December 8 - 14, 2004
Is Bush the Antichrist?
The Christian right and the Christian left are engaged in a debate over who 'owns' Jesus—and whether Dubya is a force for good or evil.
by Tim Appelo
(Jacobson / Fernandez)
THE ANTICHRIST THROUGH THE AGES
From 187 B.C. to today. MORE
When President George W. Bush was appointed by five Supreme Court justices in 2000, right-wing Christians sang hosannas for the triumph of God's will over the electorate's. "President Bush is God's man at this hour," said Tim Goeglein, Bush's liaison to evangelicals. Though the Methodist president dishonestly conceals the whole truth about his apocalyptic religious beliefs, he has acted as an evangelist in office. As Esther Kaplan demonstrates in With God on Their Side: How Christian Fundamentalists Trampled Science, Policy, and Democracy in George W. Bush's White House, he's doled out millions to far-right Christian groups, systematically crushed secular left and nonright mainstream organizations from Head Start to the Audubon Society, and replaced policy and scientific experts with comically ignorant yet politically cunning fanatic provocateurs. Out with the American Medical Association, in with the American Family Association. Before Bush, the Internal Revenue Service hounded the Christian Coalition; now that Bush is, in extremist Gary Bauer's opinion, the de facto leader of the Christian Coalition, the government selectively harasses non-Christian groups, and a rightist apparatchik tried to sneak through Congress a bill legitimizing the kinds of politically targeted IRS abuses that would have made Richard M. Nixon proud.
Televangelist and onetime presidential candidate Pat Robertson once rallied millions to lobby God for the deaths of liberal Supreme Court justices, recommending prayers for coronaries and cancer. "We ask for miracles!" preached Robertson. Today, the judiciary's Clinton-era moderates haven't even a prayer against the Reagan/Bush rightists. Author Tim LaHaye, whose Left Behind thrillers based on the Bible's "end times" stories are America's best-selling books for adults, once helped destroy the Jack Kemp presidential campaign he co-chaired by demanding 25 percent of government jobs for the Christian right's 25 percent of the population. Today, no way does Bush's "Evangetaliban"—which claims responsibility for winning Bush a second term in 2004—intend to settle for less than 100 percent.
But not every follower of the Prince of Peace is shouting amen to Bush/Robertson/Falwell's Killer Christians. Granted, the fastest-growing churches are either evangelical—Bible believers out to win your soul—or fundamentalists, out to bend your soul to their bluenose will and so literal when it comes to the Bible that some insist Christ's parables refer to actual people and events. Fundies also incline to the authoritarianism of Oswald Chambers, the 19th-century Christian whose harsh sermonettes against rational analysis and for a gut response to God Bush reads each morning (perhaps on this Web site: www.gospelcom.net/rbc/utmost).

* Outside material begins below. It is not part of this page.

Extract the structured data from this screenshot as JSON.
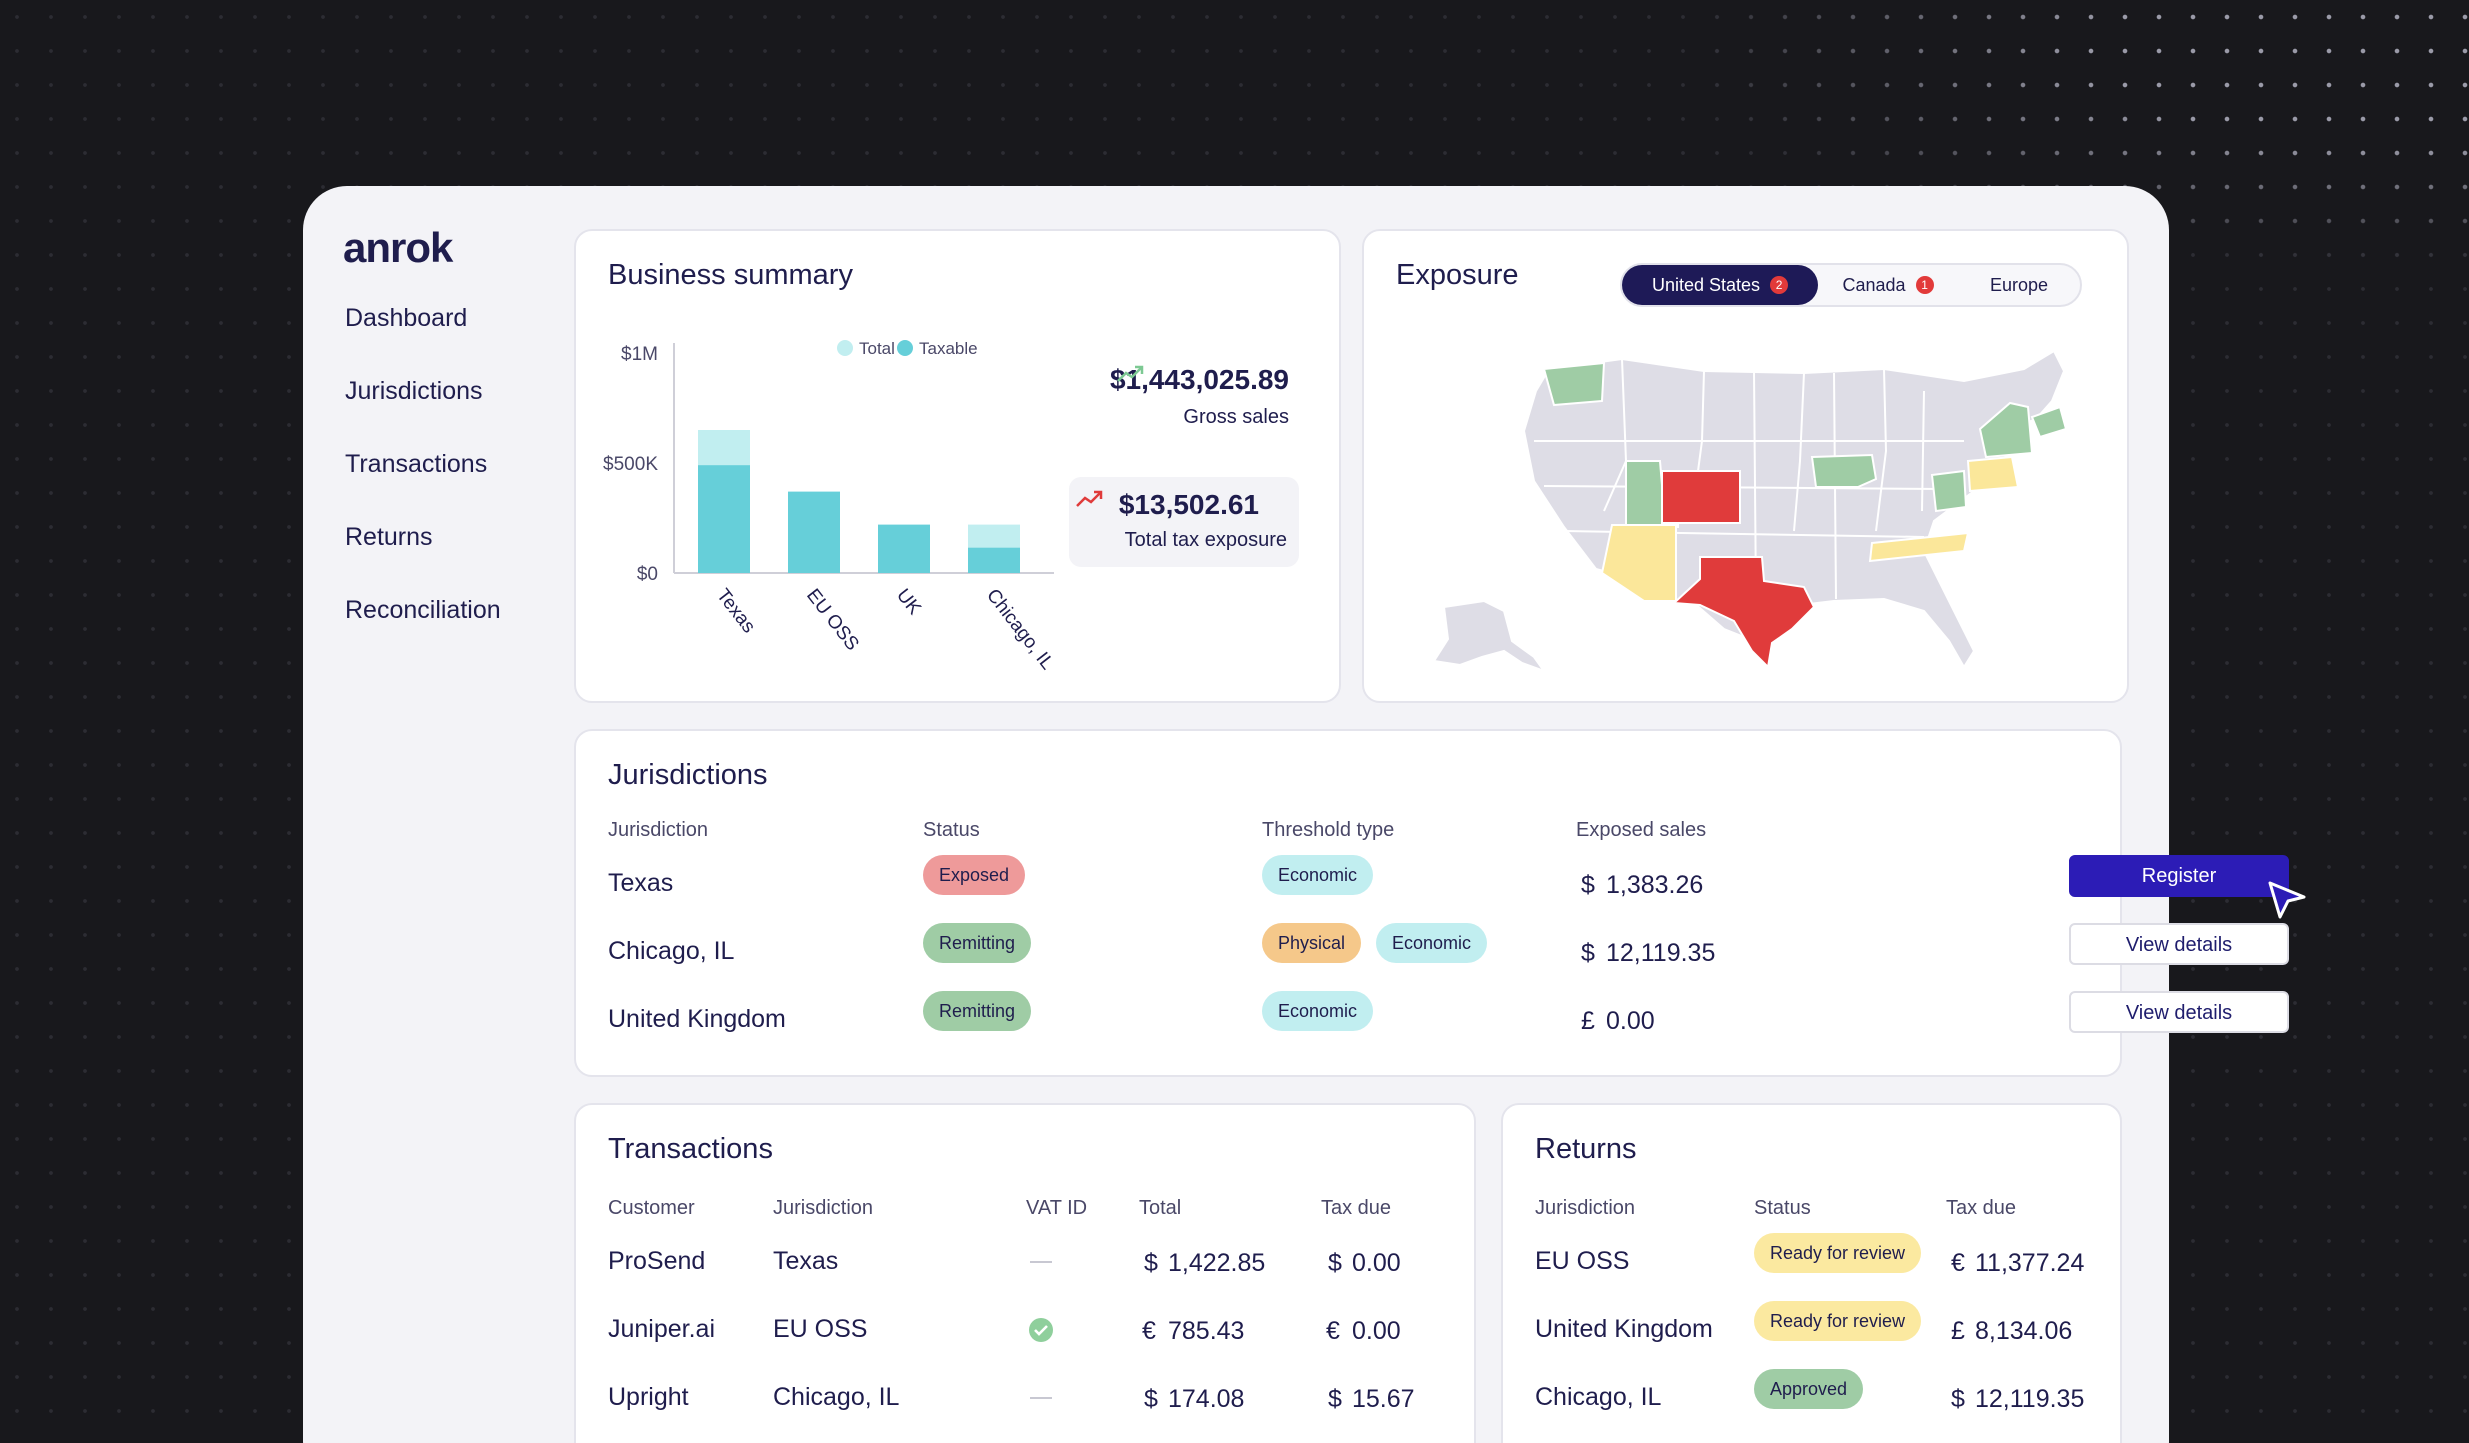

Yet the more love-thy-neighbor-advocating mainstream church is not dead. In The American Prospect magazine, Baptist Sunday school teacher Jimmy Carter charges the fundamentalists with "the abandonment of some of the basic principles of Christianity." And in his brilliant 1997 book, Stealing Jesus: How Fundamentalism Betrays Christianity, author Bruce Bawer accuses fundamentalism of replacing Christ's Church of Love with a Church of Law, lamenting "the horrible monster that 20th-century legalistic Christians have made out of their God and Savior and the hateful institution that they have made out of his church." He notes acidly that the movement got its biggest boost in reaction not to the Supreme Court's 1963 school-prayer ban but to the Carter-era IRS crackdown on segregated Christian schools. "The Religious Right didn't grow out of a love of God and one's neighbor—it grew out of racism, pure and simple."